(originally written for Zuna Yoga)
The Samskaras in Yoga
The relationship between the mind, energy, and actions has always been an area of particular interest for me, and to learn about it in the context of samskaras in yoga has proven a fascinating way to relate them to one another. As it is often difficult to pinpoint exactly how or why the practice of yoga is beneficial to us – ask any new yogi, it sometimes takes a while to figure out just why it makes us feel so good (and it’s different for everyone!) – the description of samskaras and our neurological tendencies in T.K.V. Desikachar’s ‘The Heart of Yoga’, succeeded in explaining a sensation which for so long I had failed to correctly define.
What are Samskaras?
The Sanskrit term refers to the conditioning of the mind to act or direct itself in a certain way on a regular basis. It also refers to those paths or patterns along which these thoughts or behaviours travel. It’s similar in concept to the neuroscientific model of how our thoughts and behaviours, whether positive or negative, become more deeply engrained in neural pathways in our brain with each repetition. The meaning of samskara is reflected in the very word itself, with “sam” meaning “well thought out” or “to accomplish” while “kara” means “the action undertaken.”
But how do Samskaras work?
We must first practice awareness and understanding of self. By understanding our individual habitual expenditure of energy, recognising our tendencies and bringing awareness to those behaviours that are undesired or against our greatest good, we can slowly and gradually learn to redirect our prana, our life force, to where it needs to go. This process is a lot easier said than done, however, and awareness is the first step towards achieving this balance.
Purusha and Energy Flow
Encouraging new behavioural patterns and discarding old ones enlists the use of purusha, the all-seeing force of energy within us; a higher consciousness which witnesses our actions from a distance and observes possibilities and potential directions without engaging. Purusha’s powers of observation are best when the mind is clear, and as such it’s vital that we obtain clarity before attempting to redirect or encourage samskaras along an alternate route. It’s through our practice of yoga that we cultivate and maintain the mental ability and clarity with which to do this.

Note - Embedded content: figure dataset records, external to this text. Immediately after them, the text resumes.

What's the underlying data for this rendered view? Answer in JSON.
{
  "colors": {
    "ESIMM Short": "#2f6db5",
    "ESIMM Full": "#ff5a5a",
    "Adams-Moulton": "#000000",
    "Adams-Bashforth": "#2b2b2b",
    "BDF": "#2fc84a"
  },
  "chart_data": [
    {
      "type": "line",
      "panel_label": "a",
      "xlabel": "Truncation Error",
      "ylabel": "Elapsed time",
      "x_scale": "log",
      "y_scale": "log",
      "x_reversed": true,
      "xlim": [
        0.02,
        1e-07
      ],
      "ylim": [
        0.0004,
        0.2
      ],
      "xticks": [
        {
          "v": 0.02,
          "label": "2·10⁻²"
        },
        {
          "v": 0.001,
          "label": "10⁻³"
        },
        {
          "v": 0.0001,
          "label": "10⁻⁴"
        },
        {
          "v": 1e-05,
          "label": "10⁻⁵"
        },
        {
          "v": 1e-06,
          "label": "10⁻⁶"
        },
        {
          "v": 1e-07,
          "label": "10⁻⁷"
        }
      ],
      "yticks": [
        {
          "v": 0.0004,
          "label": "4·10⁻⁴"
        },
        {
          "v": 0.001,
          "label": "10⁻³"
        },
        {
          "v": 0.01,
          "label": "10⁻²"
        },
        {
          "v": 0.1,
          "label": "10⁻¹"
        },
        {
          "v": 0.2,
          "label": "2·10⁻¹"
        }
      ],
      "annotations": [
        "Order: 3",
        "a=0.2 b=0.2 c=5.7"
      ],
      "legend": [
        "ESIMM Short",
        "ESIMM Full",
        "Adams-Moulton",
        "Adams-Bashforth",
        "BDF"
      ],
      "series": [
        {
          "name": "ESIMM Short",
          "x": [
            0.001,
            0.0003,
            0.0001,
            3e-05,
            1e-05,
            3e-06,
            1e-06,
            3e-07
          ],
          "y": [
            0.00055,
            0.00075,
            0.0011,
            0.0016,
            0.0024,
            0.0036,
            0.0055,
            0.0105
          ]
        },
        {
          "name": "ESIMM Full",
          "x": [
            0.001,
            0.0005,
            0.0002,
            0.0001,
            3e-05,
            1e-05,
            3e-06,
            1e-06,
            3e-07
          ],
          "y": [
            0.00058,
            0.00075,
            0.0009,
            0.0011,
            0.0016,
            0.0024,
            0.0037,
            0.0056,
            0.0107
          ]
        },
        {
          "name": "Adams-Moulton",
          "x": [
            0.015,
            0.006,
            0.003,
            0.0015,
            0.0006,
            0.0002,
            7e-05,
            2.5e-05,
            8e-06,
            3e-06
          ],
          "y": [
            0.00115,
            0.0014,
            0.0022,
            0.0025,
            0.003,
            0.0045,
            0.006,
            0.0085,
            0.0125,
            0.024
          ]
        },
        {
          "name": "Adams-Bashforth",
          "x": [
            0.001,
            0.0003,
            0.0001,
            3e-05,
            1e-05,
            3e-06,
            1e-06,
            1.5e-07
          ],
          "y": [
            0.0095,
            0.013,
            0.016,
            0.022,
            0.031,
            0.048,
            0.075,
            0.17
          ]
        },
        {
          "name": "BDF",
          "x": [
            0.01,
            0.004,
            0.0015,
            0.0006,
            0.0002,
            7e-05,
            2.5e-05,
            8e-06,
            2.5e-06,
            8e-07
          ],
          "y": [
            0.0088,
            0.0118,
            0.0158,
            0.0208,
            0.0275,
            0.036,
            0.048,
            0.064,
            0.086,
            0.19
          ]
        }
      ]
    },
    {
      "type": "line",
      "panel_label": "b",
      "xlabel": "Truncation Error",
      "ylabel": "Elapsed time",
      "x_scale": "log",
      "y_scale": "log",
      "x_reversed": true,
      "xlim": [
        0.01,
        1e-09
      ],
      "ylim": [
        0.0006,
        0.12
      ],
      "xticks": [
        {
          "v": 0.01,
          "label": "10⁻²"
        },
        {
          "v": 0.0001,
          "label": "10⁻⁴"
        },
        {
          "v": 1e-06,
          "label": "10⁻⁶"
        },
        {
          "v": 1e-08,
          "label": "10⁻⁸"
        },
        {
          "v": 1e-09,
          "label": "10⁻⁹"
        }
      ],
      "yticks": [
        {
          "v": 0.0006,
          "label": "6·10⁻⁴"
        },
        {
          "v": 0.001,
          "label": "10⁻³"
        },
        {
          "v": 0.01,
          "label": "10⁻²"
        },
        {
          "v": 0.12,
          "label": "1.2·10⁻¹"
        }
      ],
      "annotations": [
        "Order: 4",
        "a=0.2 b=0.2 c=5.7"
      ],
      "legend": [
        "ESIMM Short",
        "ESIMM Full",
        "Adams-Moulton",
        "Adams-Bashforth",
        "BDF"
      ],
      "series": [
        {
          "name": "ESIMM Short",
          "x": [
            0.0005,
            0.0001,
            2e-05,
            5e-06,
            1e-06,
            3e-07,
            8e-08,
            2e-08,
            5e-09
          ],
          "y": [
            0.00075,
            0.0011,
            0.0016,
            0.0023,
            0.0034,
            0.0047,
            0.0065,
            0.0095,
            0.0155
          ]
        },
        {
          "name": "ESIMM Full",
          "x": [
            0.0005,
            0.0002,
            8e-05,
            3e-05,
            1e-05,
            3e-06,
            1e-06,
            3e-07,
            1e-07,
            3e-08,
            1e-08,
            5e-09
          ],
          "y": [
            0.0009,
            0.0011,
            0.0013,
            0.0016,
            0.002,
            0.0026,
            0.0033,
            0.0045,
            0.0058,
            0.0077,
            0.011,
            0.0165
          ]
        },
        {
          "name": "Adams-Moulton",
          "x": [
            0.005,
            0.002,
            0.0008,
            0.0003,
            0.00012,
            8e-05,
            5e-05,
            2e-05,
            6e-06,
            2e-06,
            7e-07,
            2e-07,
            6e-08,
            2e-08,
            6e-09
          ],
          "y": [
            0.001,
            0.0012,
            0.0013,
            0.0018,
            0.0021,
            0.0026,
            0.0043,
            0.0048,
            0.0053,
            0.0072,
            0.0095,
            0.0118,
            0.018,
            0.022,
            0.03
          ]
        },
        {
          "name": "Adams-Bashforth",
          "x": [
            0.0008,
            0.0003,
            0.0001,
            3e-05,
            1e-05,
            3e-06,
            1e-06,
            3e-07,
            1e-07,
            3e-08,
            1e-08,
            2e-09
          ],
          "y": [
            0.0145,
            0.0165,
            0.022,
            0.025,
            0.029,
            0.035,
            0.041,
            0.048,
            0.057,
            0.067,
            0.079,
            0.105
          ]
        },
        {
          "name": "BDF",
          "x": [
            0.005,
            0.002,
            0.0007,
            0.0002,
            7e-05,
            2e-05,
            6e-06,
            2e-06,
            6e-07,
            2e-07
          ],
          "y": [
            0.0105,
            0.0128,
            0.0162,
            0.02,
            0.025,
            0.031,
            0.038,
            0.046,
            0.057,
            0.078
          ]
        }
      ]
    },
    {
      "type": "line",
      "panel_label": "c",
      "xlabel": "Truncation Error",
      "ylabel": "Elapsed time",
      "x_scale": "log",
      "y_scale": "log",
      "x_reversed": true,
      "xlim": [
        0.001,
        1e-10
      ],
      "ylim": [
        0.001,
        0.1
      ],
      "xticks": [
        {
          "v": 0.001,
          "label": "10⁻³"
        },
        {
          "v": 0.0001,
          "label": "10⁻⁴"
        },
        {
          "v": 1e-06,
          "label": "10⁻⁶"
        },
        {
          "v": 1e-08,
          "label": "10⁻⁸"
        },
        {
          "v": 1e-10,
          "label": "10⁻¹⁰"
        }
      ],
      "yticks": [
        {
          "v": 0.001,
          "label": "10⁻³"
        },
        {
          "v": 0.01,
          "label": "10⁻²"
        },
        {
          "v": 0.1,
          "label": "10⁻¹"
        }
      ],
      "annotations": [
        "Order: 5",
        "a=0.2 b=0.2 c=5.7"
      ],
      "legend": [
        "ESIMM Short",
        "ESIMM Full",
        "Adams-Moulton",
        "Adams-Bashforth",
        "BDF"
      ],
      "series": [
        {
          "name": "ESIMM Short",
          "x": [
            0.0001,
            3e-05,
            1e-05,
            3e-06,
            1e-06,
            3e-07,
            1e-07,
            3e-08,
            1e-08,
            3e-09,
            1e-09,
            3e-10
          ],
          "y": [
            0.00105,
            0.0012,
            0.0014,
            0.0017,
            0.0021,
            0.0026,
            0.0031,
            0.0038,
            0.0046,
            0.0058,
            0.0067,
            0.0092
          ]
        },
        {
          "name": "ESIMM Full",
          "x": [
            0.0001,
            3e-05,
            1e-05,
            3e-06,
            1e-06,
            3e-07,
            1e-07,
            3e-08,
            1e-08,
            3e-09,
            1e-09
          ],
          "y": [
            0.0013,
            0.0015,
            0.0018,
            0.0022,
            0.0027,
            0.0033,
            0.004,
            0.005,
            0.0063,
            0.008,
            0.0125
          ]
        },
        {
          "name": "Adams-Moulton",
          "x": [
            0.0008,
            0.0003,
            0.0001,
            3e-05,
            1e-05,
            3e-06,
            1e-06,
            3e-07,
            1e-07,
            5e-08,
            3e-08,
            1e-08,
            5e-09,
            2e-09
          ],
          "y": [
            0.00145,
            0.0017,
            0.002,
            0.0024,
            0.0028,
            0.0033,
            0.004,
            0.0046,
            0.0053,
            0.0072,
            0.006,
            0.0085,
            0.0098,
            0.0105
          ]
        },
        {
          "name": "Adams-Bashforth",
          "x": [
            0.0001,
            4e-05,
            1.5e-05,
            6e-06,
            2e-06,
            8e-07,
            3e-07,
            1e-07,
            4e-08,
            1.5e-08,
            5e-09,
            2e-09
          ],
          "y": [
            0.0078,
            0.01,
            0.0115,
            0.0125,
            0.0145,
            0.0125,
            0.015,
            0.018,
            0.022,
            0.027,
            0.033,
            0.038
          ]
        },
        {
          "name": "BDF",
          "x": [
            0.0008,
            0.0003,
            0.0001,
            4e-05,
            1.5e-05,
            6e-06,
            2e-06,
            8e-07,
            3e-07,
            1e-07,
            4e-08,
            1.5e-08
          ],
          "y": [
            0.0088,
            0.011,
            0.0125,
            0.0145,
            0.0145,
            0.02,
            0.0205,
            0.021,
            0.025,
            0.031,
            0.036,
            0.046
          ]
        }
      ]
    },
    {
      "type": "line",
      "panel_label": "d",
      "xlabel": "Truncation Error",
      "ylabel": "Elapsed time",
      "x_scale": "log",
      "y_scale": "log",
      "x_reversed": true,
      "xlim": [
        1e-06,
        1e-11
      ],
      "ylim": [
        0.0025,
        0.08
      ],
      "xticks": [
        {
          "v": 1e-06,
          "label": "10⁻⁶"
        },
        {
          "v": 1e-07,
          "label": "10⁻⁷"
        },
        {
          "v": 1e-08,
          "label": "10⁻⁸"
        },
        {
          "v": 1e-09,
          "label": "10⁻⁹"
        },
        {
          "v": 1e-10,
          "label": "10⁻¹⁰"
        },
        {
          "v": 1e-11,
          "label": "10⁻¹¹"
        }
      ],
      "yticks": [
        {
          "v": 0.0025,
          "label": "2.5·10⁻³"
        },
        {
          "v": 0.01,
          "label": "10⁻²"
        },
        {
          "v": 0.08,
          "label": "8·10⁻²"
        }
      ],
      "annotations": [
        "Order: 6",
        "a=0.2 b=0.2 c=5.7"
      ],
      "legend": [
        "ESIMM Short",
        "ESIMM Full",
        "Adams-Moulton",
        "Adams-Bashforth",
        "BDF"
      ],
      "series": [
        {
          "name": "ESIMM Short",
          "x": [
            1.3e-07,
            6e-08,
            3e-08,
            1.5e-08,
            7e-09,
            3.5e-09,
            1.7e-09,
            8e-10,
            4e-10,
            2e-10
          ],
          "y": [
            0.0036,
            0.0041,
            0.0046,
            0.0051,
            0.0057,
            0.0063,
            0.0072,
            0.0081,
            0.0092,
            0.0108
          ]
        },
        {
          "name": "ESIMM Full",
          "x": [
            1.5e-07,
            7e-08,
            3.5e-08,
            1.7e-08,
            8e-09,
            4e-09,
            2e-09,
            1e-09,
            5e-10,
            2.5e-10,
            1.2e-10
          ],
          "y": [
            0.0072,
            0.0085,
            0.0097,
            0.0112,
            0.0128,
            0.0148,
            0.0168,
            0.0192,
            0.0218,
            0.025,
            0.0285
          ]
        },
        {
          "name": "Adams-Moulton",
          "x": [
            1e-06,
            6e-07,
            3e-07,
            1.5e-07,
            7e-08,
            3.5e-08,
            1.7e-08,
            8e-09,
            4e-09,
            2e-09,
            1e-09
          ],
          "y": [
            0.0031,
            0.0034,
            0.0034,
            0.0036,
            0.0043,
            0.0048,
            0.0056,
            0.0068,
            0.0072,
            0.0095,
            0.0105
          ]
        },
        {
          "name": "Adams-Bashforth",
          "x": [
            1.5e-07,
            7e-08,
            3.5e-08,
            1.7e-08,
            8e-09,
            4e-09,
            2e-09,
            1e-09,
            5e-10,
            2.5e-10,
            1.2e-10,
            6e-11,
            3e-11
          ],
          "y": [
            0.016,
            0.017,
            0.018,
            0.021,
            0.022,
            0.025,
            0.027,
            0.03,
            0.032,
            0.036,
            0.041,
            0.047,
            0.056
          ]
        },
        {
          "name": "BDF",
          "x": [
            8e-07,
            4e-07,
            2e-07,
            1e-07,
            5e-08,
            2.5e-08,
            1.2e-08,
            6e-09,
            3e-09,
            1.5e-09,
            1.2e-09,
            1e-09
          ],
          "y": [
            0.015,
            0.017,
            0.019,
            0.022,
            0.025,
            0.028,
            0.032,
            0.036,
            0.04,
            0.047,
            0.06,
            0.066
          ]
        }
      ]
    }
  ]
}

Yoga and meditation aid with the reconditioning of the mind to continually and repeatedly redirect itself away from harmful patterns to which it has become accustomed. Yoga helps encourage the positive flow of energy away from any limiting or restrictive tendencies. This is why we find our practice to be so effective in dealing with mental or emotional struggles. It literally helps us create the space necessary to form pathways out of these negative cycles.
Our beliefs and lifestyles, even when we engage in them unconsciously—especially when we engage in them unconsciously!—can result in imbalances and undesired manifestations of our energy. We must remain attentive and aware as we determine which route we take. The goal is to consciously redirect our prana towards positive and fulfilling actions until it becomes habitual.
“Where the mind goes, energy follows”, and so when this is done continually and repetitively and with conviction, we call it a samskara. And that is when we avoid further suffering.